Need Content? Train your staff. (Give staff a voice! Part 9 of 10)

Need content?

Ask your staff. Right? They all have stories, they are the experts.

And you already have a content plan, so the topic is set.

So blamo! Ask the staff to create and just wait for it to be done.

Wrong. We have already talked about all of the obstacles and then I shared some ideas on how to remove the barriers. The key will be to build up to the ask. And one of the best ways to build up to the ask is to progressively build skills and as you build the skills ask the participants to practice.

So where do you begin in this training?

With the basics.

Provide information about writing for each medium.

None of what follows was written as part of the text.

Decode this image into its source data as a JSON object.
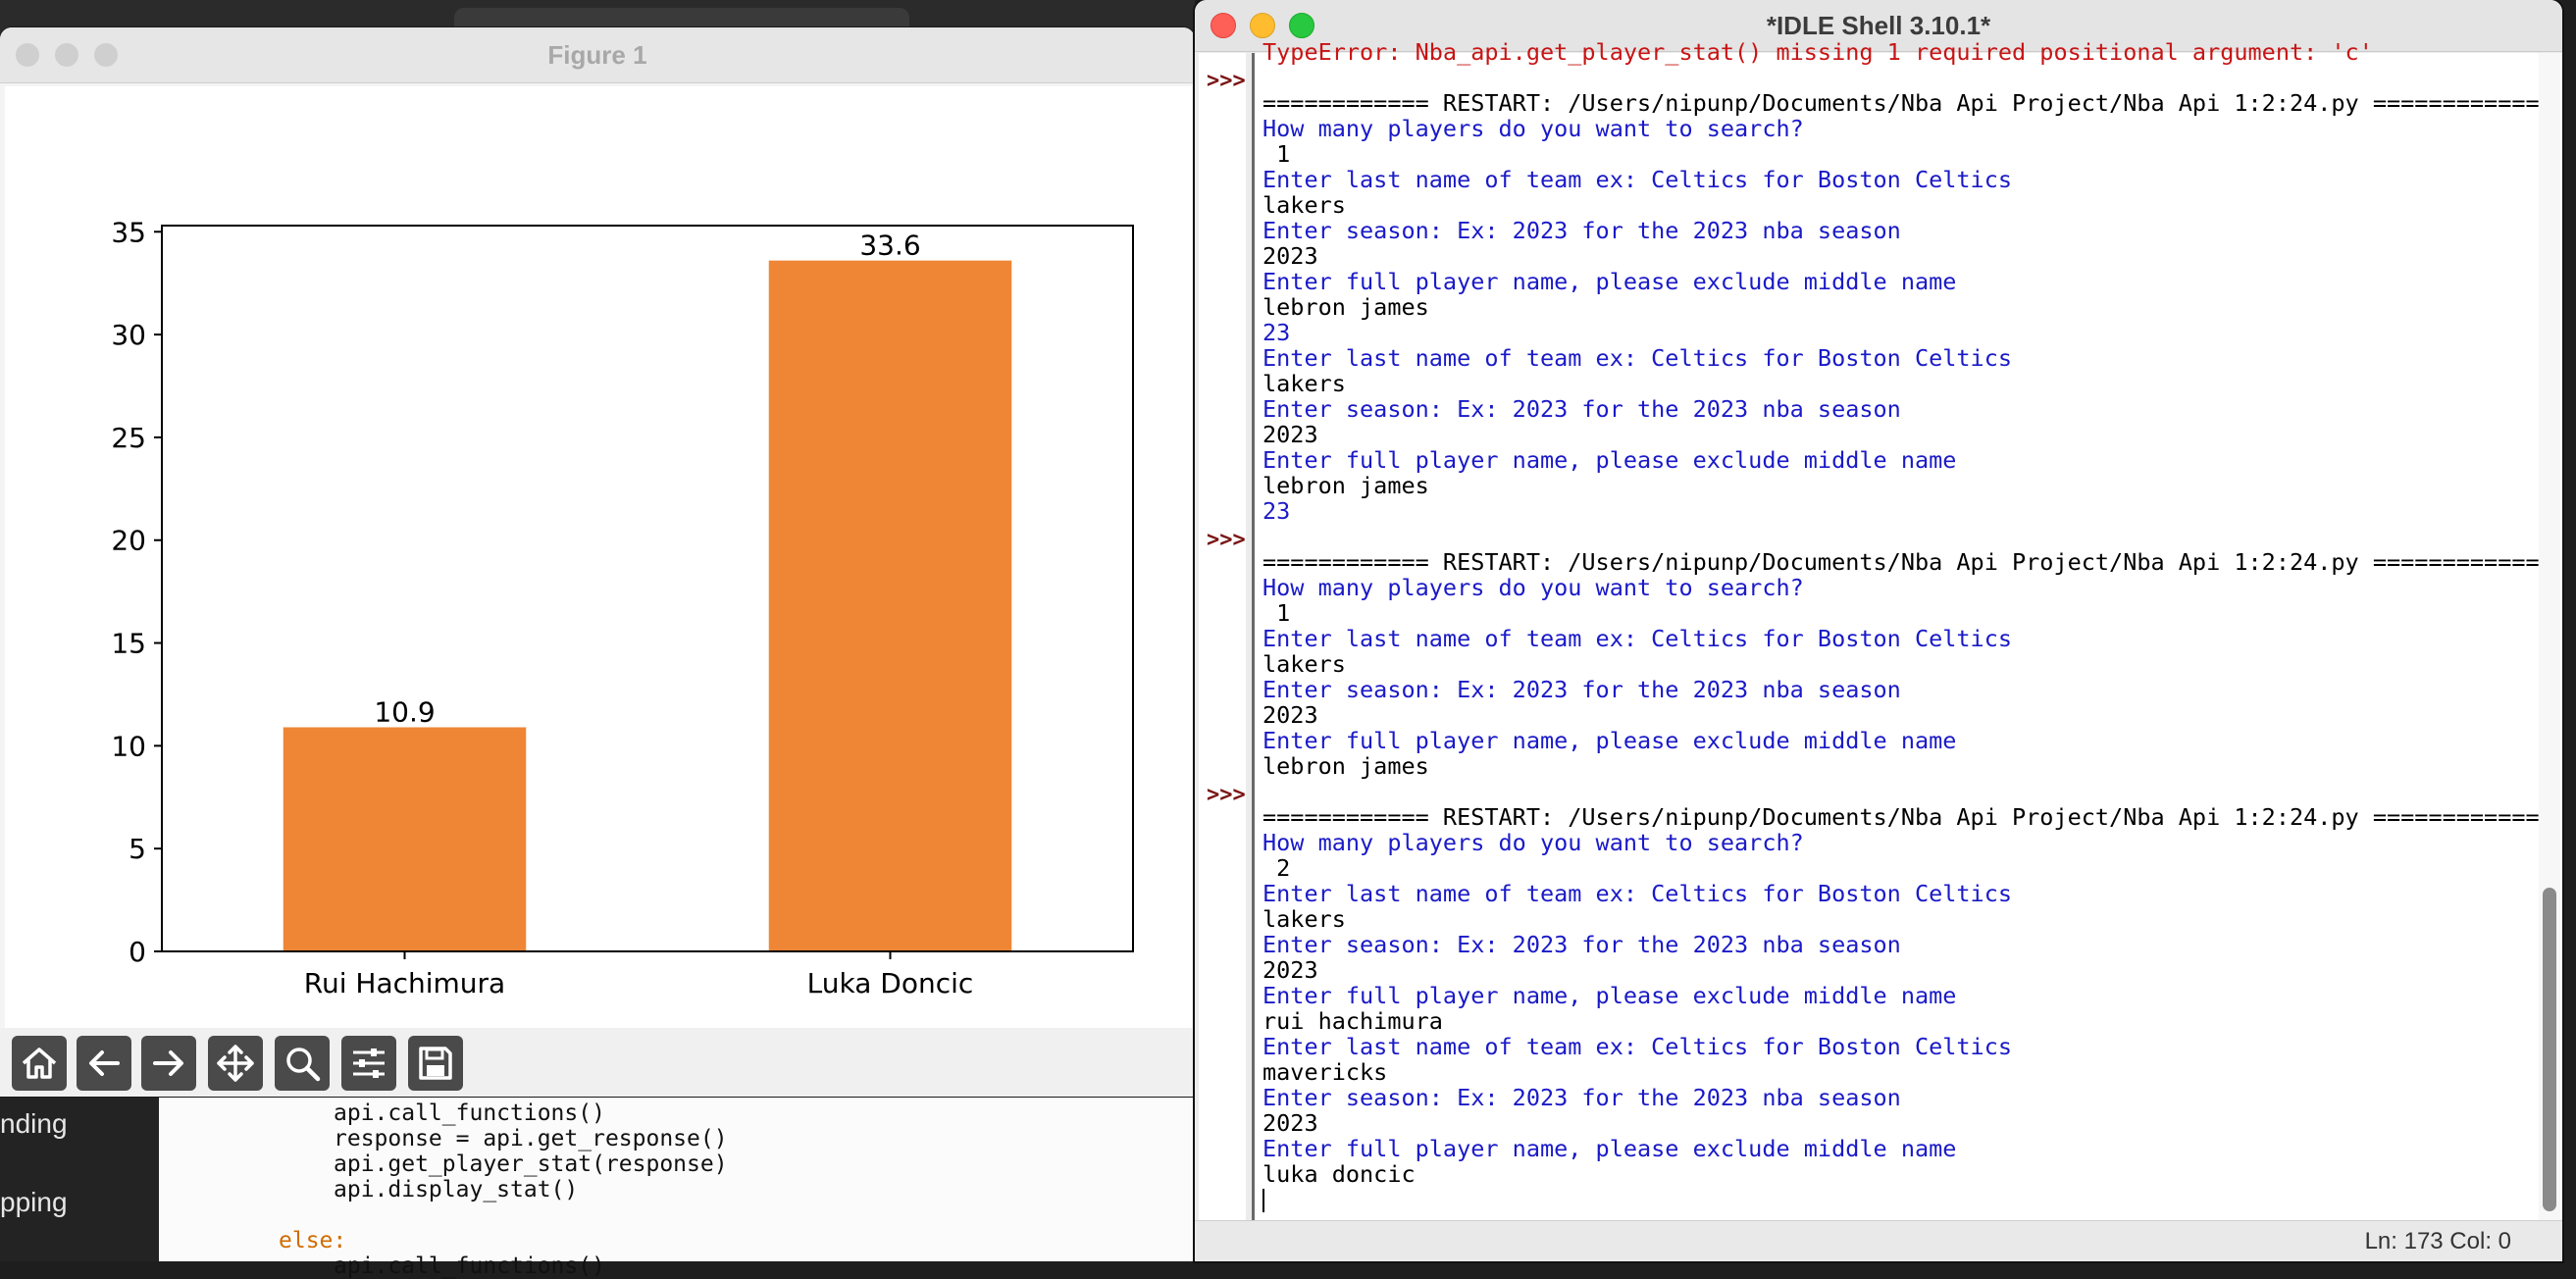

Web - concise, directed, bullets, data, transparent, keywords, audience oriented, purposeful
--read some good articles

Email - stories, links, call to action, news
--read some good articles

Social Media - when training you need to remember that they are all different. You can count on mass publishing for all of your content. You have to continuously show how to adapt content to audiences and the medium.

Facebook - personality, engaging, images, video, humor, questions
--read some good articles

LinkedIn - professional, jobs, volunteers, news, connections, collaboration
--read some good articles

Twitter - timely, replies, frequent, repeats ok, short, humor
--read some good articles

Not sure if you noticed what I did there. I started by talking about training your staff on how to write, but then send you to a bunch of good articles to read for yourself.

That's right, the first training that has to happen is that YOU realize that no matter how long you have been creating content for any medium, you need to take time to train yourself in order to train others. Take time to read articles (or at least scan them) to refresh your thinking, see new trends or pick up tips.

Then take the articles and use them as training tools. Pick the resources or articles that best match your org, your goals or your approach and share them in a central place for all staff. Using an outside source will establish authority and importance. Plus you don't have to do as much work.

Build your trainings around information that people can relate to. Don't get buried in showing them the steps.

An important note about training staff. Most of the time staff don't want the training until they are already in the middle of the process. They get started and realize they need some help. Make sure your trainings can be accessed at any time. Create cheat sheets, recordings, a list of resources, etc.